Horse McDonald in Careful
Gilded Balloon at the Museum (venue 64)
The first thing to note for those of you who are Horse fans is that this show falls in the Theatre, not Music category. Yes, she sings but be prepared for only a few bits and pieces of songs even though the show bears the same title, Careful, as one of her hits. But it’s no less spellbinding for all that.
It’s autobiographical and beginning with her childhood in Lanark, she shares her journey with us of the confusing and intense struggles facing a lassie in small town Scotland in the 60s and 70s who knows, and shows, herself to be “different”. It was a difference that, among other things, emboldened the local policewoman to shout “Lezzie” at her as she walked down the street, a woman on a train to sit beside her and cajole her into an appointment at the hospital and doctors of various specialisations to attempt their form of “treatment”. Thank God they all fail – thanks in no small part to the sanctuary of her bedroom where she wrote songs, adored David Cassidy, and used her music “to cry out to the universe for love.”
We learn too that even when the future began to look bright with a record-deal and songs about to break big, a problem with her vocal chord silenced her again.

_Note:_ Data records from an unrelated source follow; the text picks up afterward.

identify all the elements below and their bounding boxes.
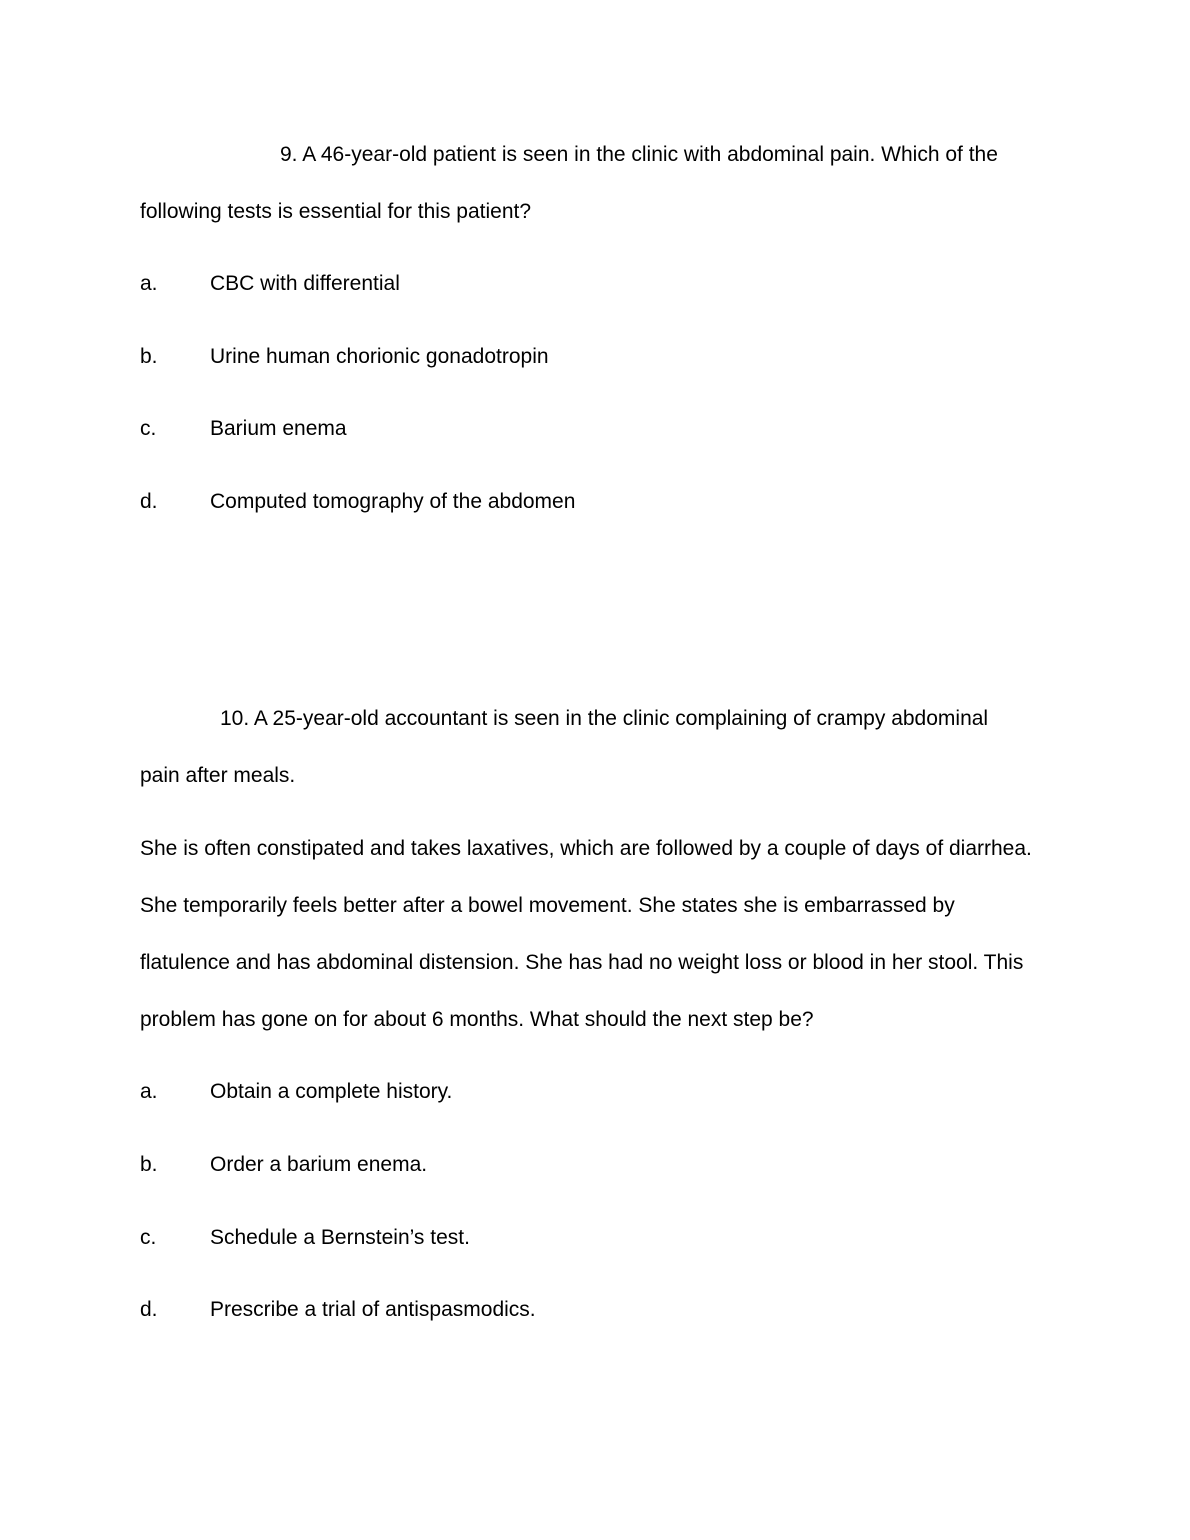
- option-letter: a.: [140, 1080, 158, 1103]
- option-letter: b.: [140, 345, 158, 368]
- option-text: Order a barium enema.: [210, 1153, 428, 1176]
- question-stem-line: She temporarily feels better after a bowel movement. She states she is embarrassed by: [140, 894, 955, 917]
- option-text: Prescribe a trial of antispasmodics.: [210, 1298, 536, 1321]
- option-letter: c.: [140, 1226, 157, 1249]
- option-text: CBC with differential: [210, 272, 400, 295]
- option-letter: a.: [140, 272, 158, 295]
- option-text: Schedule a Bernstein’s test.: [210, 1226, 470, 1249]
- option-text: Barium enema: [210, 417, 347, 440]
- question-stem-line: She is often constipated and takes laxatives, which are followed by a couple of days of diarrhea.: [140, 837, 1032, 860]
- option-letter: d.: [140, 490, 158, 513]
- question-stem-line: following tests is essential for this patient?: [140, 200, 532, 223]
- option-text: Urine human chorionic gonadotropin: [210, 345, 549, 368]
- option-text: Computed tomography of the abdomen: [210, 490, 576, 513]
- question-stem-line: problem has gone on for about 6 months. What should the next step be?: [140, 1008, 814, 1031]
- option-letter: b.: [140, 1153, 158, 1176]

But she came back stronger than ever – and that is one of the themes of this simple but inspirational show: find your voice and use it.
Even though the set is sparse, just two cozy, old armchairs and a photograph of her parents, we are convincingly transported through time and space and by the end we are all cheering for her at the Royal Albert Hall.
Written and directed by two bright lights of Scottish theatre, Lynn Ferguson and Maggie Kinloch respectively, the show delivers something for everyone: for fans, a chance to spend time up close and personal with a fave musician; and for those unfamiliar with Horse, it’s a well-acted and touching story of survival that everyone can – and did – stand and cheer for.